Andre Mack encourages Fuqua students to commit to their passions

Andre Mack talks to MMS students at the Fuqua School of Business

Andre Mack talks to MMS students at the Fuqua School of Business

May 05, 2014

Andre Mack knows something about taking risks. He left a successful job at Citicorp Investment Services to follow his passion for wine. At 30, he was the first African American awarded the title of Best Young Sommelier in America. But he wasn't content to just serve wine. He wanted to make it. And so, in 2007, his own label, Mouton Noir, came to life. In the first year, Mack produced 378 cases. In 2012, he was up to almost 20,000 cases serving 17 markets.

Mack spoke recently to Fuqua School of Business Master of Management Studies students and explains more about his journey in a Fuqua Q and A.

What advice would you give people about finding and pursuing their true passion?

I think everybody knows what it is. Everybody at this moment knows exactly what they'd much rather be doing, or what they'd love to do. I went about it the wrong way. I did it for money. I said, "I'll go into finance because I can make money and I'll be happy." I think what happens is you get there, and you start to figure out, "Wow, this is not what I thought it was." So you aren't happy. So the idea of being able to make money just kind of disappeared. I feel like if you do what you love, you can make money. Don't do something because you want to make money.

Pursuing your passion is a big risk. How do you minimize that?

You just have to be smart about it. I didn't say, "You know what? I hate this. I want to do something else so I'm just going to quit." You still have to be practical, and at that time I didn't have a family, so it was a little easier for me.

For me, I utilize the hours between 10 p.m. and 4 in the morning. And I'm a freak like that. You have to be willing to give that commitment. I think a lot of people aren't. They say that they are but they're not. My biggest thing is to get started. Do it. Don't talk about it. Do it. Think about it. Convince yourself and do it.

How can people develop the courage necessary to take these risks?

At some point you have to not care what people think. You have to be courageous and step outside of yourself to be great. And I don't think greatness is this elusive thing that most people can't attain. I think greatness is in everybody. It's just about rising to the occasion and being prepared. I do believe in luck. But I believe you create your own luck. And how do you do that? You do that by being prepared. So that when those opportunities do come, you can take advantage of them.

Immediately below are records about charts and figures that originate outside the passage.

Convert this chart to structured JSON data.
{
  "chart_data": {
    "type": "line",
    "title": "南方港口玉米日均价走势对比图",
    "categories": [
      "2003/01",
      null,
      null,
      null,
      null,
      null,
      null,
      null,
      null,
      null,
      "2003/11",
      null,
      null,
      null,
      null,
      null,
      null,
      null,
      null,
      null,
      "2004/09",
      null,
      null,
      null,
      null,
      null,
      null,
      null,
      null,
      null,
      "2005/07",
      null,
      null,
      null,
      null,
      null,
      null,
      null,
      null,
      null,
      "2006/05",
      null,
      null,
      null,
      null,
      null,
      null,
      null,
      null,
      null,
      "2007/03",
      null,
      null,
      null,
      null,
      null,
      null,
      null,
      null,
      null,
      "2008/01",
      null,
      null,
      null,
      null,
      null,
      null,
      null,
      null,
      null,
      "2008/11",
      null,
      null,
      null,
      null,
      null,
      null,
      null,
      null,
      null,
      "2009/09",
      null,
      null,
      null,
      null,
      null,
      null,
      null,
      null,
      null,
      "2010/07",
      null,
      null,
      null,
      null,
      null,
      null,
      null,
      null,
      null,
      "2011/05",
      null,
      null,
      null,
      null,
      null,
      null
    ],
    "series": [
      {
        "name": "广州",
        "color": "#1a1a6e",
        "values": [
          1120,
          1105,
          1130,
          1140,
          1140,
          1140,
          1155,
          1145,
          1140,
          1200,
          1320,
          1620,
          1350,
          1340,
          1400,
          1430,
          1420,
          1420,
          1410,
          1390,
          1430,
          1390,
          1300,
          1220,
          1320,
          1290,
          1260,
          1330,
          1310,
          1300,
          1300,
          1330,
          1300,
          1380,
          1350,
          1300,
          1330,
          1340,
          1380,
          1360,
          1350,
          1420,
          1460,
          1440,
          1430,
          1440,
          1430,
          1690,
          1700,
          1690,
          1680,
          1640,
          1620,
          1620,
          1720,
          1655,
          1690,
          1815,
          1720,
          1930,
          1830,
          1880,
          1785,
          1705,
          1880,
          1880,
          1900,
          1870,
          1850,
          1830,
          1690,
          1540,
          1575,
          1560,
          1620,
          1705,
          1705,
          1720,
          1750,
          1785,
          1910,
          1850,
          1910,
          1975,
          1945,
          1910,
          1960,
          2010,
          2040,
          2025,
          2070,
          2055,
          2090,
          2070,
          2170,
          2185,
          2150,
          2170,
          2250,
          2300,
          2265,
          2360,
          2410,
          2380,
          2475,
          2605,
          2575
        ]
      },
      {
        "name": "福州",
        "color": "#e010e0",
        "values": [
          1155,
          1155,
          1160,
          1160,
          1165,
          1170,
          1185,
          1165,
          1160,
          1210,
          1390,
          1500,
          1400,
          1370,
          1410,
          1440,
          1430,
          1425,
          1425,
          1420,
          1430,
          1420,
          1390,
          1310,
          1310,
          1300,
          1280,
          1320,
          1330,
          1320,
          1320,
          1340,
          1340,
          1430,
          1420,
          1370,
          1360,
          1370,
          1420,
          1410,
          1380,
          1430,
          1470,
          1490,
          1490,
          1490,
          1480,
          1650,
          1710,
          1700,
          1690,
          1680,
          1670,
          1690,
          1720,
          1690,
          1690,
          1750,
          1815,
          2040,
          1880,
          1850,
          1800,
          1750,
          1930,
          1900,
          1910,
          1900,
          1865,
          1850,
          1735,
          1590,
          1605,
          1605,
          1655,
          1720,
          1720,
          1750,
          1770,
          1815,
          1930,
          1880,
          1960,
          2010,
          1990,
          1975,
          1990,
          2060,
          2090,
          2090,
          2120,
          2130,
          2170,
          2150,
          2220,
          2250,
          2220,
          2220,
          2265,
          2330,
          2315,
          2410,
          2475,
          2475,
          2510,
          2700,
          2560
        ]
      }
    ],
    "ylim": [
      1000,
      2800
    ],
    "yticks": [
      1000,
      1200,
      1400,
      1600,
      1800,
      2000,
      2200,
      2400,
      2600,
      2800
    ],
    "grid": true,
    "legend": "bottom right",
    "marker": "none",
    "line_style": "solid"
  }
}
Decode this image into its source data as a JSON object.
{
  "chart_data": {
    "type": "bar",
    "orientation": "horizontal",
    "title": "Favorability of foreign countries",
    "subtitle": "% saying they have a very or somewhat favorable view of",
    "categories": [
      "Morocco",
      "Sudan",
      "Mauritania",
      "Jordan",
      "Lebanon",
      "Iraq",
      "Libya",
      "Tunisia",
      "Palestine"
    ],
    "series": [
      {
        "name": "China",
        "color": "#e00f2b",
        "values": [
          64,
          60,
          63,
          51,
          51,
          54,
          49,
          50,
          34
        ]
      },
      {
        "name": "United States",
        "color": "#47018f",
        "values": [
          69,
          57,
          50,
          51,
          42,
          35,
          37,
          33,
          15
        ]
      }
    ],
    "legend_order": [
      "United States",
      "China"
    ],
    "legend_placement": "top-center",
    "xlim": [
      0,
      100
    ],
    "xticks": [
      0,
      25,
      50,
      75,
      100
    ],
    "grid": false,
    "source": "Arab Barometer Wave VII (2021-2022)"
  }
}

How do you cultivate the leadership skills necessary to achieve your dream?

I think there is what we call natural born leaders. Those are people we would associate with having talent versus people who have skills. But skill and talent, to me it's almost the same thing. Talent is something you're born with and skill is something you acquire through hard work. So just because you're not a natural born leader doesn't mean you can't become a natural born leader. Those are things that you have to constantly work at.

People settle for mediocrity. You really only live once. So you've convinced yourself that the life you're living is good enough for you. And maybe it is. But there are other things that you aspire to do and want to do and you should make those things happen.

You stress that it's important for a business to give back. Why?

I feel like if you're not giving back, then what's the point? I was in finance. I was making good money, but every day I hated going to work. I wasn't being fulfilled. You're not doing anything with your time on this earth if you're not giving back and helping other people.